Posted 10/17/12 by Rails-to-Trails Conservancy in Trail Use, Building Trails

Photo © Metro Transit - St. Louis

It's certainly catching on - the idea that rail-trails are incredibly effective ways to improve the functioning of active urban rail systems.

In St. Clair County, Ill., on the outskirts of St. Louis, Mo., the county transit district continues to extend its heralded MetroBikeLink Trail, a paved, multi-use trail that provides a fast and efficient connection from local neighborhoods to the metro stations.

This Thursday, county leaders will cut the ribbon on a new 2.2-mile section (right) connecting the Swansea MetroLink Station and Memorial Hospital Station. The extension compliments the existing 4.7-mile MetroBikeLink Trail (below) between the Swansea MetroLink station and Southwestern Illinois College in Belleville.

"This project demonstrates just how effective our multi-modal system is in St. Clair County," county board chairman Mark Kern told the Belleville News Democrat. "We are seeing a diverse group using the trail system. By adding this 2.2-mile segment, we are further opening the system to our residents and visitors alike."

Photo © Metro Transit - St. Louis

Successful rail-with-trail projects like this one, and similar projects in D.C., Massachusetts, Oregon, California, Connecticut and Texas, are helping correct the misconception that rail-trail development requires and supports the closure of rail service. Rail-with-trail projects combine the benefits of walking and biking with convenient access to urban transit. With the number of abandonments steadily decreasing since the mid-1990s, and cities looking for creative transportation designs for booming populations and diminishing space, rail-with-trail is a cost-effective and efficient solution.

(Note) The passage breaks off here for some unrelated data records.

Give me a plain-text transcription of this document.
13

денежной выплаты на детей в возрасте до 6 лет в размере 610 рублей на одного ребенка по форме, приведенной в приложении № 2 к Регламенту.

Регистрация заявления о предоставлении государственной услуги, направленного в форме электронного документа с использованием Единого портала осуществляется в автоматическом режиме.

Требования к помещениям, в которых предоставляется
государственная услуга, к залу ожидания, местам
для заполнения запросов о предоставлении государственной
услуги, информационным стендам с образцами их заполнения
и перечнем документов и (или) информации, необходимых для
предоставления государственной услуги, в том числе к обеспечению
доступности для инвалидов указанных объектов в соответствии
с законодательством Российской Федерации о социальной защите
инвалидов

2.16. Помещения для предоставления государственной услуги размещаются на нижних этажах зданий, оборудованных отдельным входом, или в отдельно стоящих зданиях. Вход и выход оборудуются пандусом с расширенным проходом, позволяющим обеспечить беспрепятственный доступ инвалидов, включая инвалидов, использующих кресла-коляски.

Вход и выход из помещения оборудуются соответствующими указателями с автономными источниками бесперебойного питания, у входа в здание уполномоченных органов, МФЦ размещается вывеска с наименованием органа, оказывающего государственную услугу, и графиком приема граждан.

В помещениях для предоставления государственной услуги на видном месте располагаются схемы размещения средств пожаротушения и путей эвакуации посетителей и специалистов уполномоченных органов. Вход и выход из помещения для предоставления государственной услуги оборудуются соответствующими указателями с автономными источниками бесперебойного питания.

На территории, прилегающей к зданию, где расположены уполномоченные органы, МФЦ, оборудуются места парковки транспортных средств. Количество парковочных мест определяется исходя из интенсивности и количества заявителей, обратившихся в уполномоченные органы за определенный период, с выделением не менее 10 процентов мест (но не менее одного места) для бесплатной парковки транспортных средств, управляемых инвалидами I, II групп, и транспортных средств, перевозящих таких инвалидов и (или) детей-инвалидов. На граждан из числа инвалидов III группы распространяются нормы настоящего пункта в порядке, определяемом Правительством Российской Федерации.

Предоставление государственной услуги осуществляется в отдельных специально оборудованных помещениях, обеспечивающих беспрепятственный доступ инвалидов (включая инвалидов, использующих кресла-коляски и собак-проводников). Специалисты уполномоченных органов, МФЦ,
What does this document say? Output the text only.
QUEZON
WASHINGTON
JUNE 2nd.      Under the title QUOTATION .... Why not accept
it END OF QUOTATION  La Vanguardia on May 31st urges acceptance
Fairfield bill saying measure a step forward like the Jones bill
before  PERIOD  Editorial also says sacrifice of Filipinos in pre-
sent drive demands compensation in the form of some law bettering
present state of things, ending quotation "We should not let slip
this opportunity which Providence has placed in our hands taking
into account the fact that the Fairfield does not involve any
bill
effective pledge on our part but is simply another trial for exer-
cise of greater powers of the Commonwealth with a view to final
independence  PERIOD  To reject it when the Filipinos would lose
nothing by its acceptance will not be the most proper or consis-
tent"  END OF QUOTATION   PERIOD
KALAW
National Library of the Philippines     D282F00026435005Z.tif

"Cities these days are putting more effort into their pedestrian and bike networks. But at the same time, urban space is getting tight," says Rails-to-Trails Conservancy's Director of Trail Development, Kelly Pack. "Existing rail lines are natural corridors. More often than not the right-of-way is wide enough to accommodate a trail, they are built at grade, and they are already going where people want to go."

As it becomes a critical element of day-to-travel in the area, the spine of the MetroBikeLink Trail has already spurred the development of connecting trail systems, including one from Southwestern Illinois College into the adjacent neighborhoods.

And the success of this multi-modal system has regional planners thinking big.

"It is our hope that this trail system, with the ability to hop on MetroLink or MetroBus, will link our system to the Missouri side of the river," says one local transit official.